En ese momento, Guazo se unió a los tres amigos. Había llegado a tiempo de escuchar las palabras de Bullón.
—Eso es cierto —comentó el doctor—. Lo dijiste, pero ¿cómo llegaste a esa conclusión?
—Supongo que igual que vosotros tres —replicó Bullón—. El nuevo Jack juega con los días del mes y con los días de la semana. Si conseguía matar a alguna mujer esta noche tendría más repercusión que si lo hacía el próximo miércoles, que es el día 30, el día del mes del doble suceso en 1888. Si se inclinaba por el último domingo de septiembre, como así ha sido, su hazaña competirá como primera noticia del día con las elecciones municipales.
—Y, de paso, favorecerá a Morante —comentó Sergio, mirando al periodista a los ojos.
—¿Qué insinúas? —preguntó el orondo reportero.
Sergio iba a responder cuando los cuatro amigos advirtieron un revuelo entre los policías.
—¿Qué pasa ahora? —preguntó Marcos.
Los cuatro se dirigieron hacia la calle Juan XXIII.
El lugar en el que había aparecido la segunda víctima aquella noche estaba situado junto a un viejo hospital que había pertenecido a la Cruz Roja años antes. Posteriormente, había servido de centro de acogida a inmigrantes. Algo había reclamado la atención de los policías cerca de aquel viejo hospital.
Mientras corrían en aquella dirección, Sergio no pudo evitar recordar que también en los sucesos de Whitechapel un viejo hospital jugó un papel destacado. En el London Hospital estaba ingresado en los días en los que Jack cometió sus crímenes Joseph Carey Merrick, el llamado Hombre Elefante. Merrick padecía una extraña y cruel enfermedad que había deformado su cabeza hasta alcanzar un perímetro de noventa y dos centímetros, al tiempo que el rostro se veía desfigurado por enormes pliegues de piel, y su brazo derecho también se inflamó hasta el punto de quedar inutilizado.

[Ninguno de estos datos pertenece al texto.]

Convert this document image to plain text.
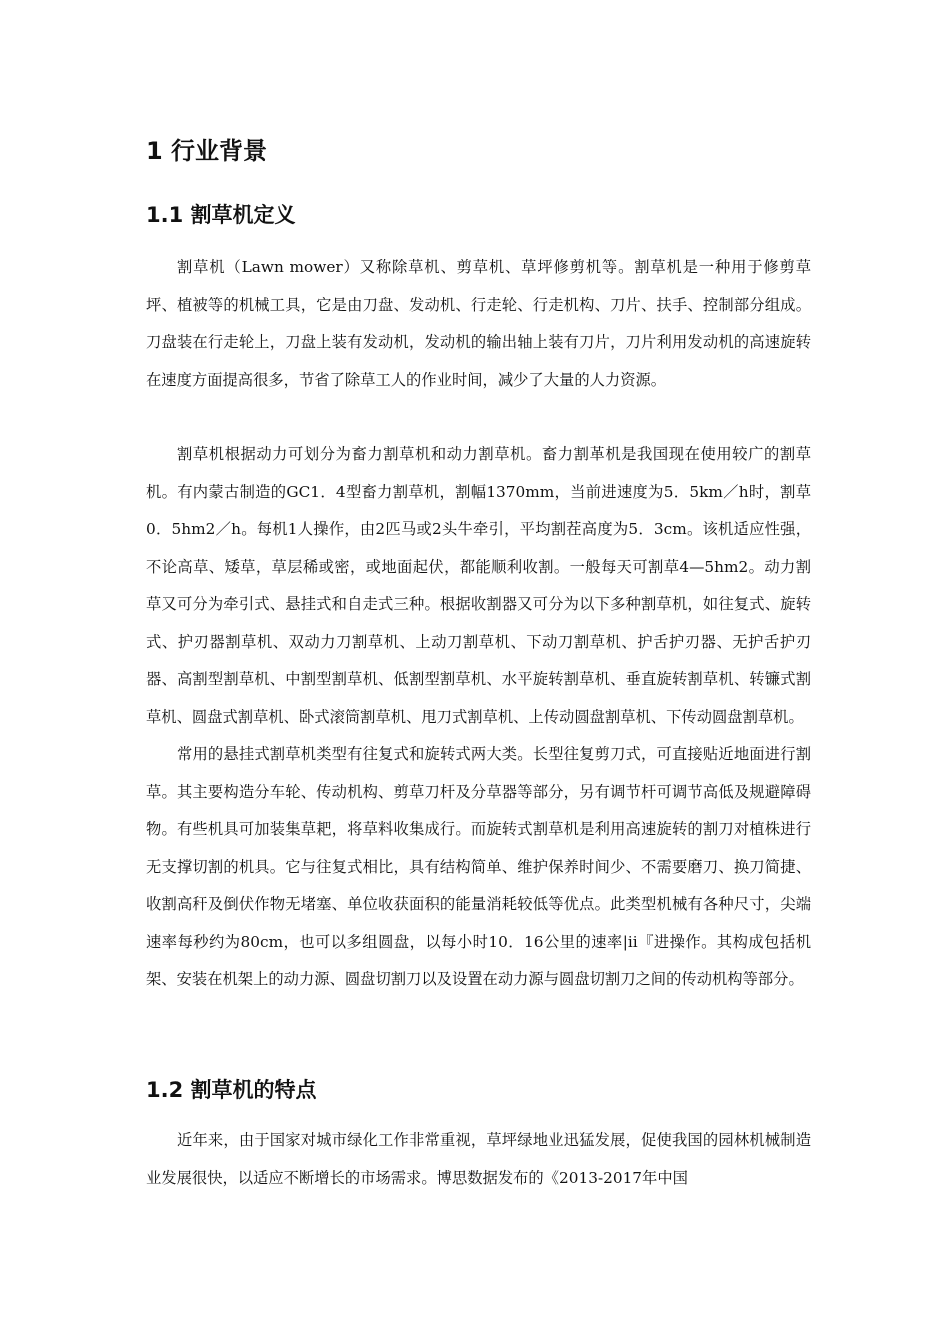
1 行业背景
1.1 割草机定义

割草机（Lawn mower）又称除草机、剪草机、草坪修剪机等。割草机是一种用于修剪草坪、植被等的机械工具，它是由刀盘、发动机、行走轮、行走机构、刀片、扶手、控制部分组成。刀盘装在行走轮上，刀盘上装有发动机，发动机的输出轴上装有刀片，刀片利用发动机的高速旋转在速度方面提高很多，节省了除草工人的作业时间，减少了大量的人力资源。

割草机根据动力可划分为畜力割草机和动力割草机。畜力割革机是我国现在使用较广的割草机。有内蒙古制造的GC1．4型畜力割草机，割幅1370mm，当前进速度为5．5km／h时，割草0．5hm2／h。每机1人操作，由2匹马或2头牛牵引，平均割茬高度为5．3cm。该机适应性强，不论高草、矮草，草层稀或密，或地面起伏，都能顺利收割。一般每天可割草4—5hm2。动力割草又可分为牵引式、悬挂式和自走式三种。根据收割器又可分为以下多种割草机，如往复式、旋转式、护刃器割草机、双动力刀割草机、上动刀割草机、下动刀割草机、护舌护刃器、无护舌护刃器、高割型割草机、中割型割草机、低割型割草机、水平旋转割草机、垂直旋转割草机、转镰式割草机、圆盘式割草机、卧式滚筒割草机、甩刀式割草机、上传动圆盘割草机、下传动圆盘割草机。

常用的悬挂式割草机类型有往复式和旋转式两大类。长型往复剪刀式，可直接贴近地面进行割草。其主要构造分车轮、传动机构、剪草刀杆及分草器等部分，另有调节杆可调节高低及规避障碍物。有些机具可加装集草耙，将草料收集成行。而旋转式割草机是利用高速旋转的割刀对植株进行无支撑切割的机具。它与往复式相比，具有结构简单、维护保养时间少、不需要磨刀、换刀简捷、收割高秆及倒伏作物无堵塞、单位收获面积的能量消耗较低等优点。此类型机械有各种尺寸，尖端速率每秒约为80cm，也可以多组圆盘，以每小时10．16公里的速率|ii『进操作。其构成包括机架、安装在机架上的动力源、圆盘切割刀以及设置在动力源与圆盘切割刀之间的传动机构等部分。

1.2 割草机的特点

近年来，由于国家对城市绿化工作非常重视，草坪绿地业迅猛发展，促使我国的园林机械制造业发展很快，以适应不断增长的市场需求。博思数据发布的《2013-2017年中国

Cuando tenía veintidós años, un hombre sin escrúpulos llamado Tom Norman comenzó a exhibir a Merrick en Whitechapel Road presentándolo con el sobrenombre de Hombre Elefante. En aquel barracón fue donde lo descubrió el doctor Frederick Treves, cirujano del London Hospital. Gracias a él, fue trasladado a una de las habitaciones del centro médico y se diagnosticó su enfermedad: elefantiasis.